Wine & Food Magazine
In 1304 Francesco Petrarca was born here. At the end of the fourteenth century Arezzo came under the control of Florence, and later of the Medici, up to the mid eighteenth century. The city offers innumerable artistic masterpieces: from the Romanesque church of Santa Maria to the Gothic cathedral, to the mediaeval churches of San Domenico and San Francesco (the former houses Cimabue’s youthful Crucifix, and in the latter Piero della Francesca painted his extraordinary masterpiece The Legend of the True Cross, a superbly harmonious symphony of form and colour by the great Renaissance master). Centuries of history and culture are illustrated by the mediaeval mansions, such as the Palazzo Comunale, the Palazzo Pretorio, and the Palazzo della Fraternita, the Renaissance loggias designed by Giorgio Vasari and the artist’s own House-Museum, as well as the Medici Fortress. Piazza Grande with its tower-houses provides the backdrop to the oldest and most famous Antiques Fair, which takes place on the first Sunday of the month and the preceding Saturday, and to the Giostra del Saracino, a knightly tournament which is revived twice yearly in June and September.
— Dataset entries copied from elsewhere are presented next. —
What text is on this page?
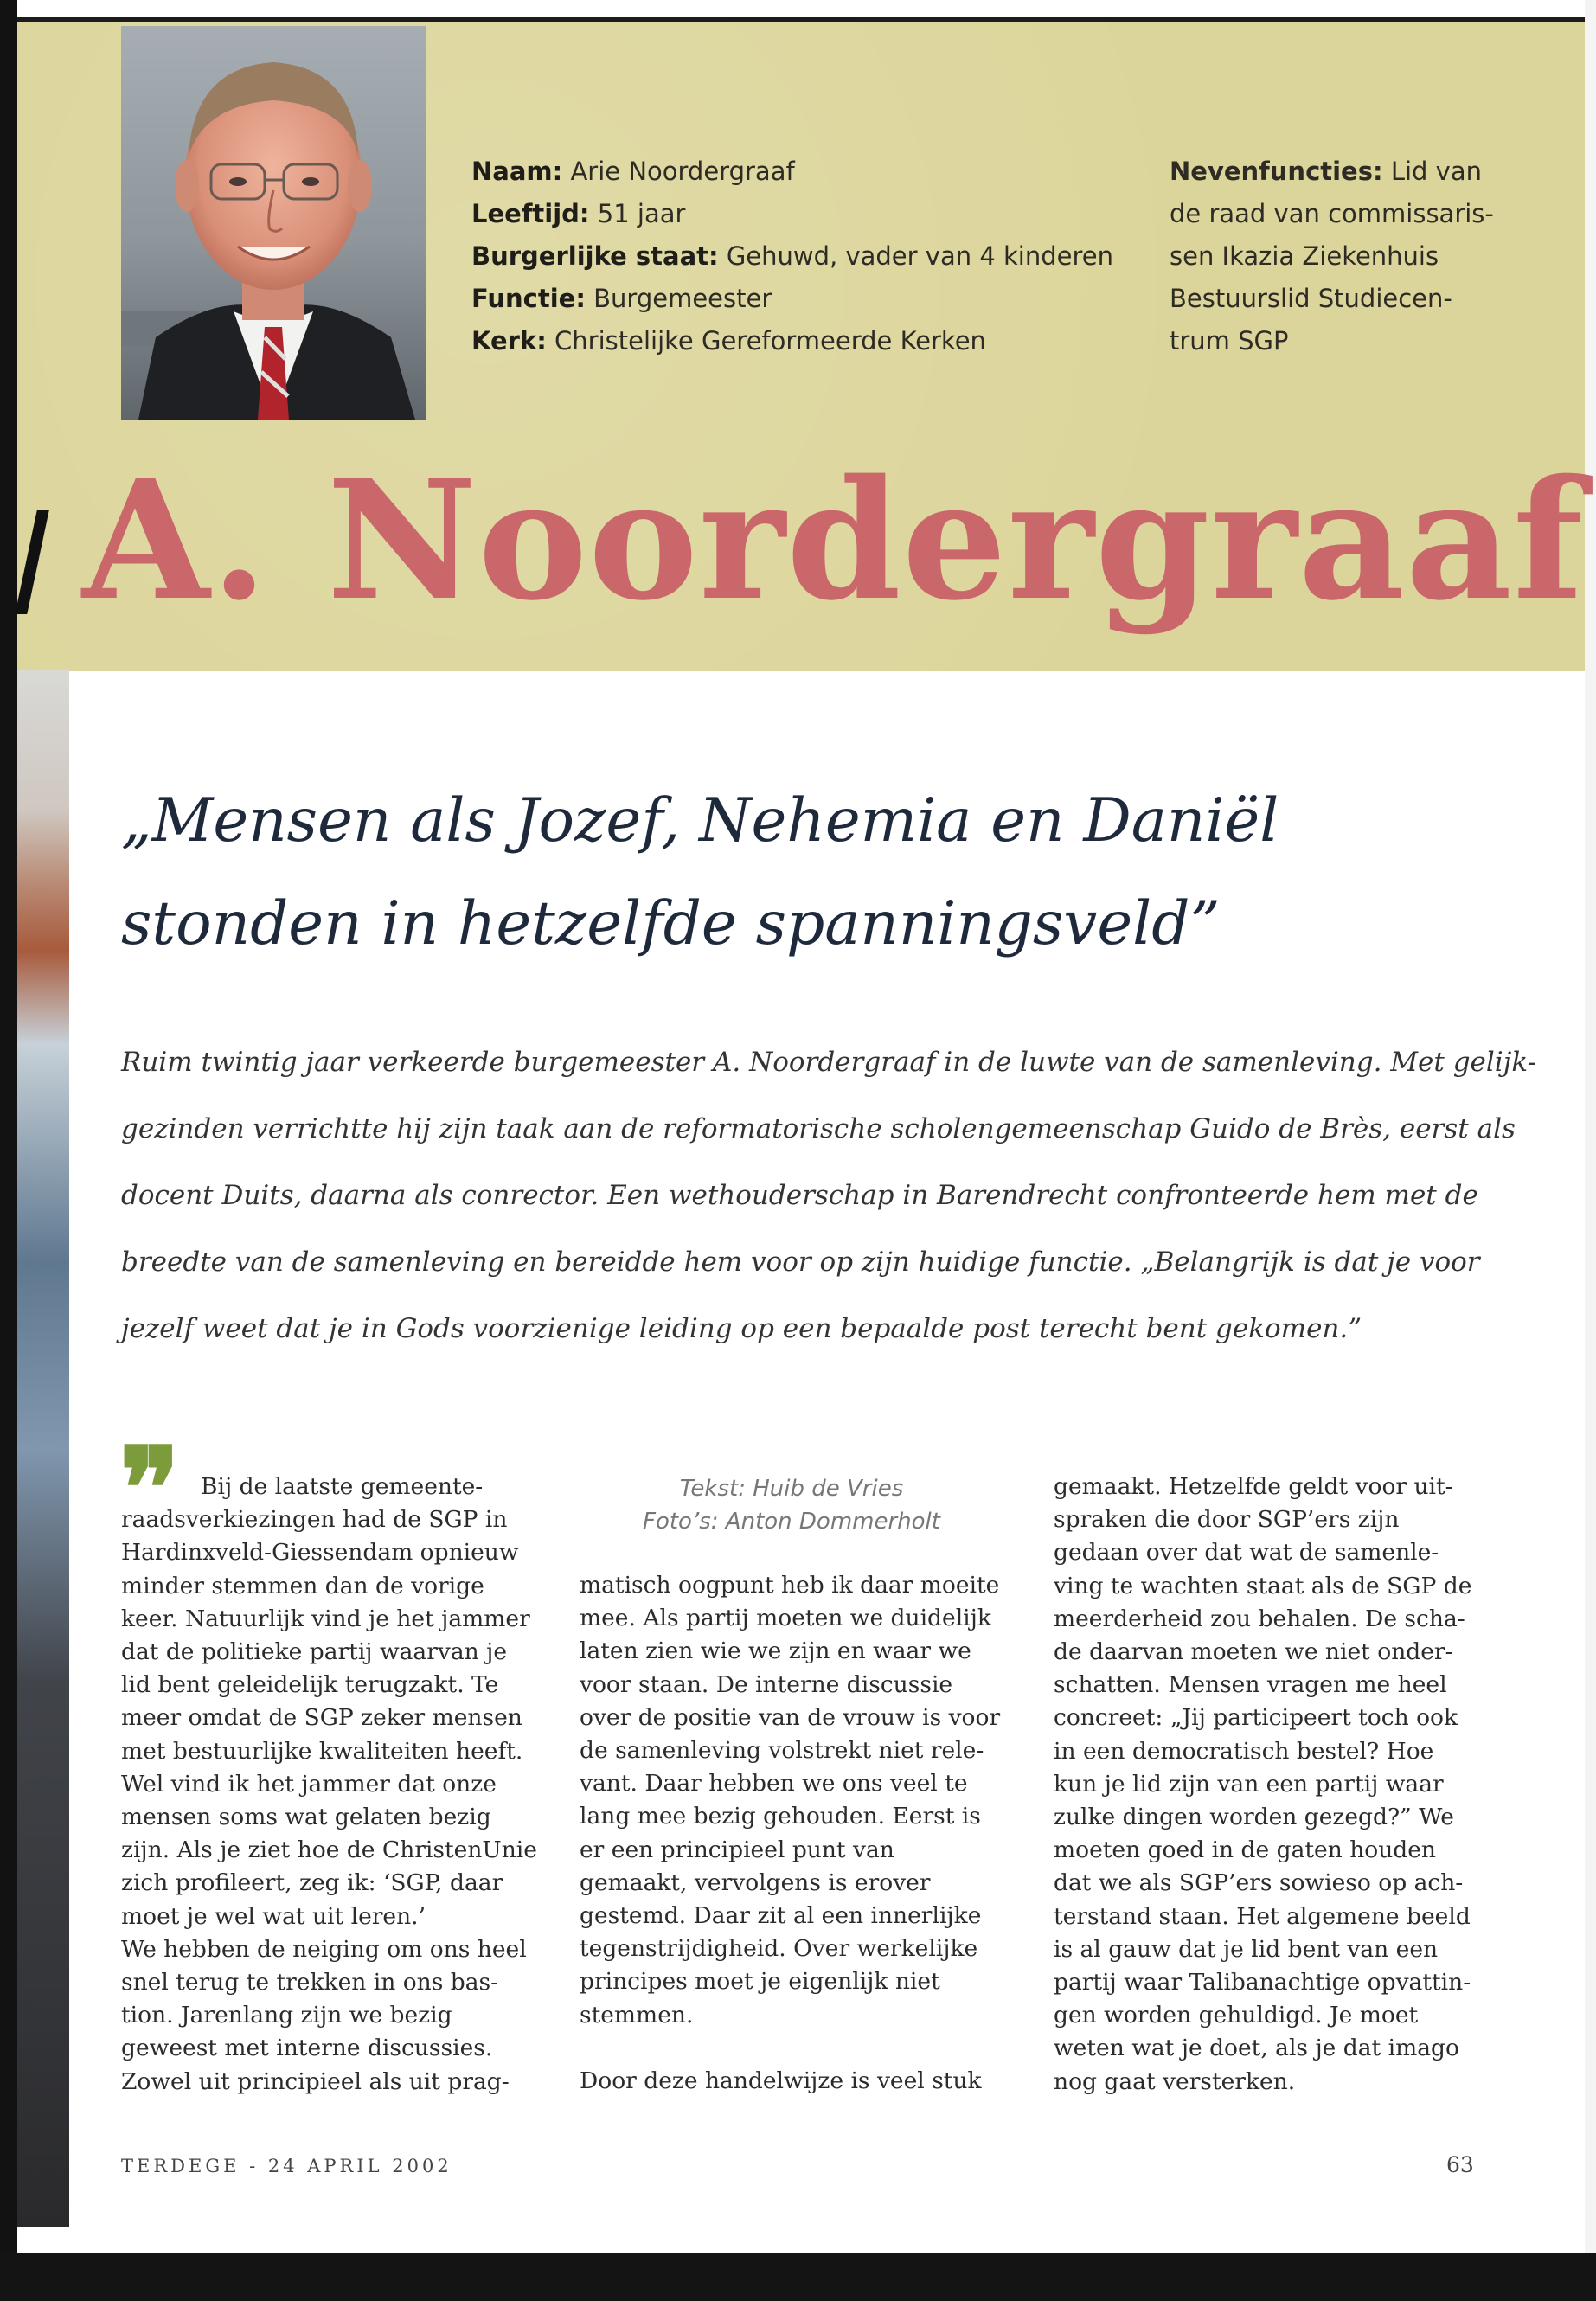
Naam: Arie Noordergraaf
Leeftijd: 51 jaar
Burgerlijke staat: Gehuwd, vader van 4 kinderen
Functie: Burgemeester
Kerk: Christelijke Gereformeerde Kerken
Nevenfuncties: Lid van
de raad van commissaris-
sen Ikazia Ziekenhuis
Bestuurslid Studiecen-
trum SGP
A. Noordergraaf
„Mensen als Jozef, Nehemia en Daniël
stonden in hetzelfde spanningsveld”
Ruim twintig jaar verkeerde burgemeester A. Noordergraaf in de luwte van de samenleving. Met gelijk-
gezinden verrichtte hij zijn taak aan de reformatorische scholengemeenschap Guido de Brès, eerst als
docent Duits, daarna als conrector. Een wethouderschap in Barendrecht confronteerde hem met de
breedte van de samenleving en bereidde hem voor op zijn huidige functie. „Belangrijk is dat je voor
jezelf weet dat je in Gods voorzienige leiding op een bepaalde post terecht bent gekomen.”
❞	Bij de laatste gemeente-
raadsverkiezingen had de SGP in
Hardinxveld-Giessendam opnieuw
minder stemmen dan de vorige
keer. Natuurlijk vind je het jammer
dat de politieke partij waarvan je
lid bent geleidelijk terugzakt. Te
meer omdat de SGP zeker mensen
met bestuurlijke kwaliteiten heeft.
Wel vind ik het jammer dat onze
mensen soms wat gelaten bezig
zijn. Als je ziet hoe de ChristenUnie
zich profileert, zeg ik: ‘SGP, daar
moet je wel wat uit leren.’
We hebben de neiging om ons heel
snel terug te trekken in ons bas-
tion. Jarenlang zijn we bezig
geweest met interne discussies.
Zowel uit principieel als uit prag-
Tekst: Huib de Vries
Foto’s: Anton Dommerholt
matisch oogpunt heb ik daar moeite
mee. Als partij moeten we duidelijk
laten zien wie we zijn en waar we
voor staan. De interne discussie
over de positie van de vrouw is voor
de samenleving volstrekt niet rele-
vant. Daar hebben we ons veel te
lang mee bezig gehouden. Eerst is
er een principieel punt van
gemaakt, vervolgens is erover
gestemd. Daar zit al een innerlijke
tegenstrijdigheid. Over werkelijke
principes moet je eigenlijk niet
stemmen.
Door deze handelwijze is veel stuk
gemaakt. Hetzelfde geldt voor uit-
spraken die door SGP’ers zijn
gedaan over dat wat de samenle-
ving te wachten staat als de SGP de
meerderheid zou behalen. De scha-
de daarvan moeten we niet onder-
schatten. Mensen vragen me heel
concreet: „Jij participeert toch ook
in een democratisch bestel? Hoe
kun je lid zijn van een partij waar
zulke dingen worden gezegd?” We
moeten goed in de gaten houden
dat we als SGP’ers sowieso op ach-
terstand staan. Het algemene beeld
is al gauw dat je lid bent van een
partij waar Talibanachtige opvattin-
gen worden gehuldigd. Je moet
weten wat je doet, als je dat imago
nog gaat versterken.
TERDEGE - 24 APRIL 2002	63
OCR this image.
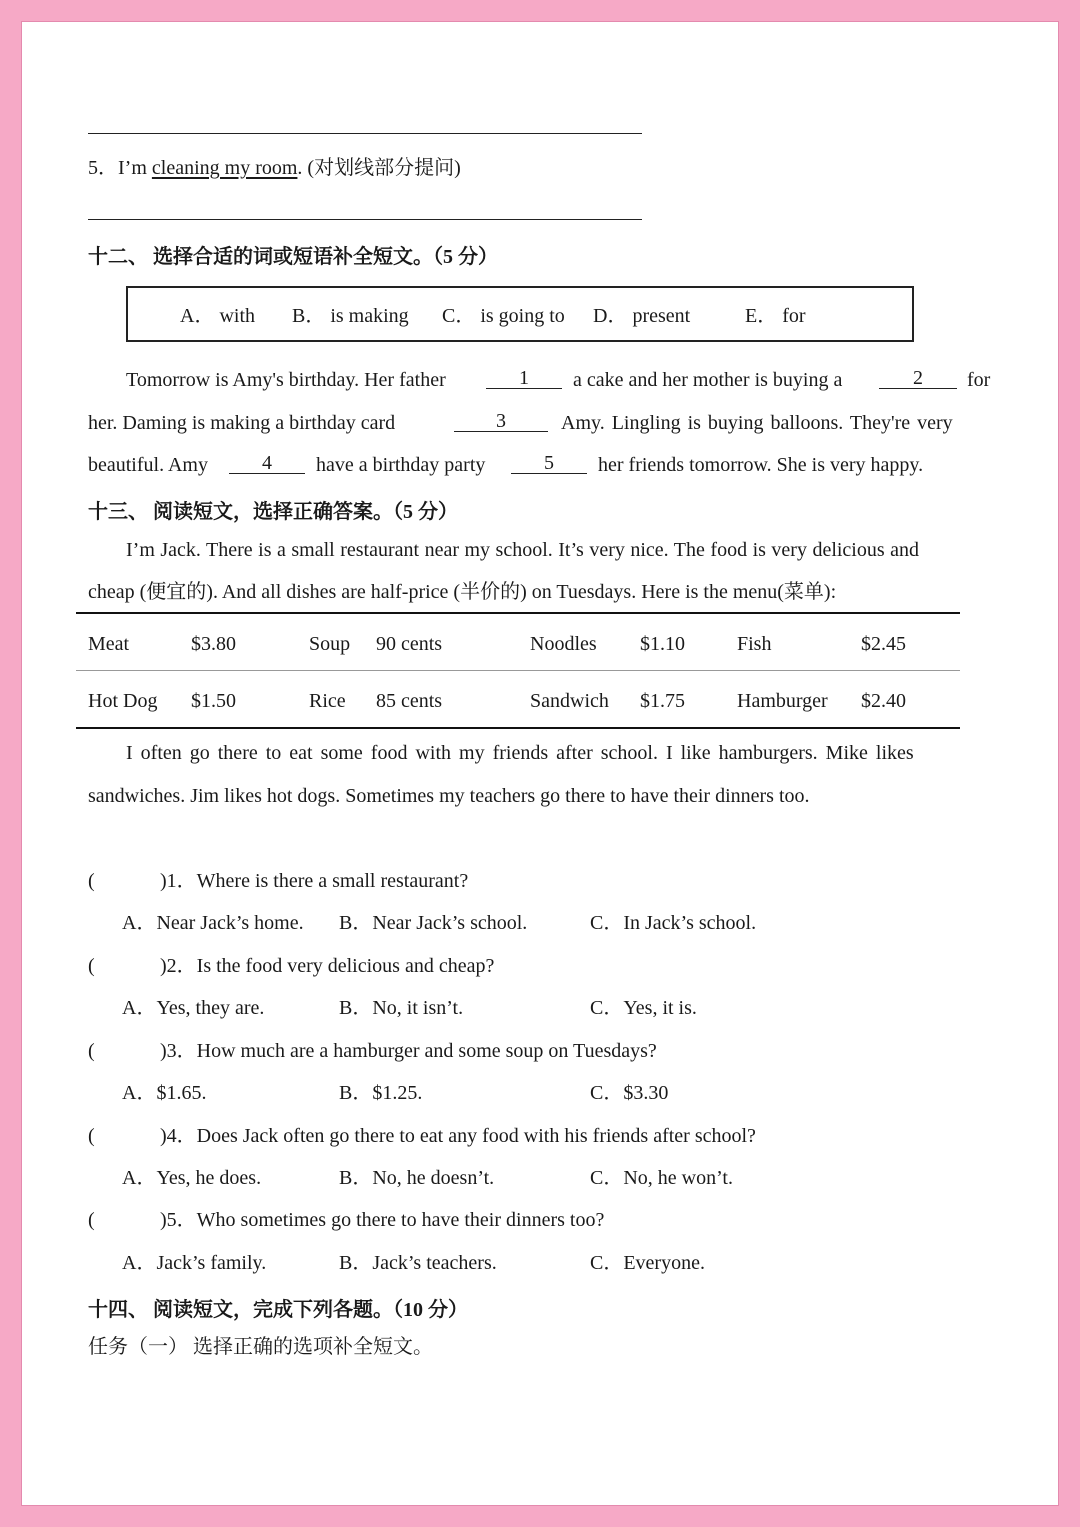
5．I’m cleaning my room. (对划线部分提问)
十二、 选择合适的词或短语补全短文。（5 分）
A． with B． is making C． is going to D． present	E． for
Tomorrow is Amy's birthday. Her father	1	a cake and her mother is buying a	2	for
her. Daming is making a birthday card	3	Amy. Lingling is buying balloons. They're very
beautiful. Amy	4	have a birthday party	5	her friends tomorrow. She is very happy.
十三、 阅读短文，选择正确答案。（5 分）
I’m Jack. There is a small restaurant near my school. It’s very nice. The food is very delicious and
cheap (便宜的). And all dishes are half-price (半价的) on Tuesdays. Here is the menu(菜单):
Meat	$3.80	Soup 90 cents	Noodles $1.10	Fish	$2.45
Hot Dog $1.50	Rice 85 cents	Sandwich $1.75	Hamburger $2.40
I often go there to eat some food with my friends after school. I like hamburgers. Mike likes
sandwiches. Jim likes hot dogs. Sometimes my teachers go there to have their dinners too.
(	)1．Where is there a small restaurant?
A．Near Jack’s home. B．Near Jack’s school.	C．In Jack’s school.
(	)2．Is the food very delicious and cheap?
A．Yes, they are.	B．No, it isn’t.	C．Yes, it is.
(	)3．How much are a hamburger and some soup on Tuesdays?
A．$1.65.	B．$1.25.	C．$3.30
(	)4．Does Jack often go there to eat any food with his friends after school?
A．Yes, he does.	B．No, he doesn’t.	C．No, he won’t.
(	)5．Who sometimes go there to have their dinners too?
A．Jack’s family.	B．Jack’s teachers.	C．Everyone.
十四、 阅读短文，完成下列各题。（10 分）
任务（一） 选择正确的选项补全短文。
Precious works of art are conserved in other museums of the city. Jewellery and antiques are among the major economic activities of the city. The local cuisine features simple fare: crostini neri (or chicken liver toasts), bread soup, Tarlati soup, the gattò (a typical cake), all perfectly accompanied by the wines of the Colli Aretini and by an excellent Vinsanto.